Blue Ocean is a collaboration of scientists, explorers, filmmakers, photographers, entertainment executives and ocean leaders, who want to bring the story of our oceans to the masses. It will showcase the pinnacle of ocean filmmaking, while aiming to inform the public of the strain our everyday actions place on the oceans and what we can do to turn the tides.
Film blocks will take place Nov. 4-9 and will showcase more than 150 films. There will also be various workshops, seminars, featured evening events and other entertainment located at various spots around downtown St. Petersburg.
Virgin-brand founder Richard Branson, Academy Award-winning actor Jeremy Irons and Callum Roberts, a professor of marine conservation at the University of York in the U.K., are a few of the names on the guest list.

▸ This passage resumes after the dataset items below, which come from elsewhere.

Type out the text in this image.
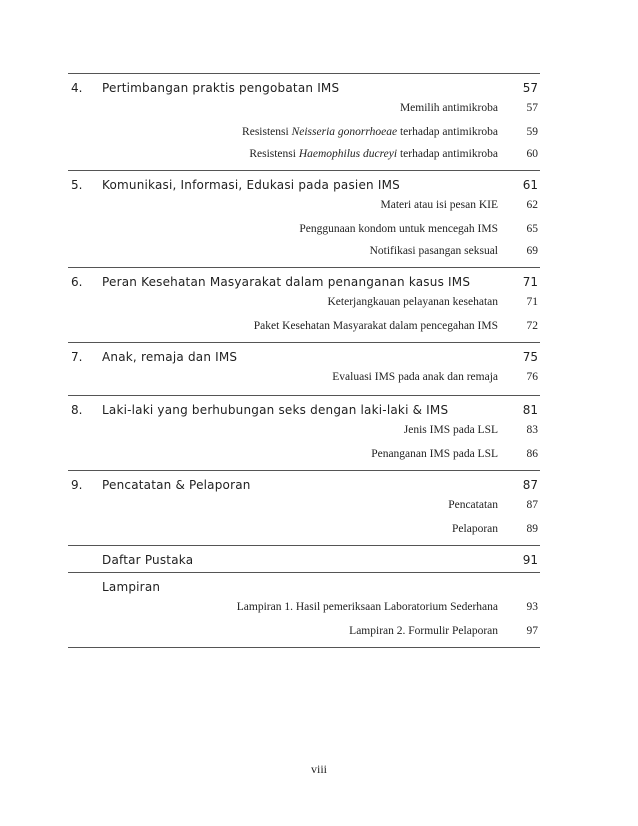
4. Pertimbangan praktis pengobatan IMS	57
Memilih antimikroba 57
Resistensi Neisseria gonorrhoeae terhadap antimikroba 59
Resistensi Haemophilus ducreyi terhadap antimikroba 60
5. Komunikasi, Informasi, Edukasi pada pasien IMS	61
Materi atau isi pesan KIE 62
Penggunaan kondom untuk mencegah IMS 65
Notifikasi pasangan seksual 69
6. Peran Kesehatan Masyarakat dalam penanganan kasus IMS	71
Keterjangkauan pelayanan kesehatan 71
Paket Kesehatan Masyarakat dalam pencegahan IMS 72
7. Anak, remaja dan IMS	75
Evaluasi IMS pada anak dan remaja 76
8. Laki-laki yang berhubungan seks dengan laki-laki & IMS	81
Jenis IMS pada LSL 83
Penanganan IMS pada LSL 86
9. Pencatatan & Pelaporan	87
Pencatatan 87
Pelaporan 89
Daftar Pustaka	91
Lampiran
Lampiran 1. Hasil pemeriksaan Laboratorium Sederhana 93
Lampiran 2. Formulir Pelaporan 97
viii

Director James Cameron will not accompany his diving sphere and opening night film Deep Sea Challenge 3D.
This is the first year that the seven-day event has taken place outside of California.
“(Blue Ocean) had decided that they had sort of outgrown the venues in Monterey and they were beginning to look for a new host city and one of the leaders of Blue Ocean … lived in the area and had some contacts,” said Jacqueline Dixon, USF’s dean of the College of Marine Science.
USF Tampa and the USF College of Marine Science are Blue Ocean donors at the $5,000 level and USF St. Petersburg will host several events during the Festival, including a ticketed marine biodiversity discussion with professor Roberts in the STG building from 9:30-11 a.m. on Monday, Nov. 3.
Dixon said that Peter Betzer, USFSP’s former dean of the College of Marine Science, helped bring Blue Ocean to St. Petersburg.
“When (Blue Ocean) came and visited and saw how beautiful downtown St. Pete is now, and the strength of the marine science complex here in St. Pete, they decided it was the perfect place to do it.”
Over the next four years, Blue Ocean will alternate between St. Petersburg and Monaco. But university and city officials hope to keep the event here beyond that.
“We hope to be able to keep it here permanently,” Dixon said.
If you go:
Individual tickets and day and week passes are available. Prices range from $12.50 for a single-day film block ticket to $1,250 for a Blue Whale pass, which gives attendees access to all films, events and the after party. Discounts are available to students with a valid student ID.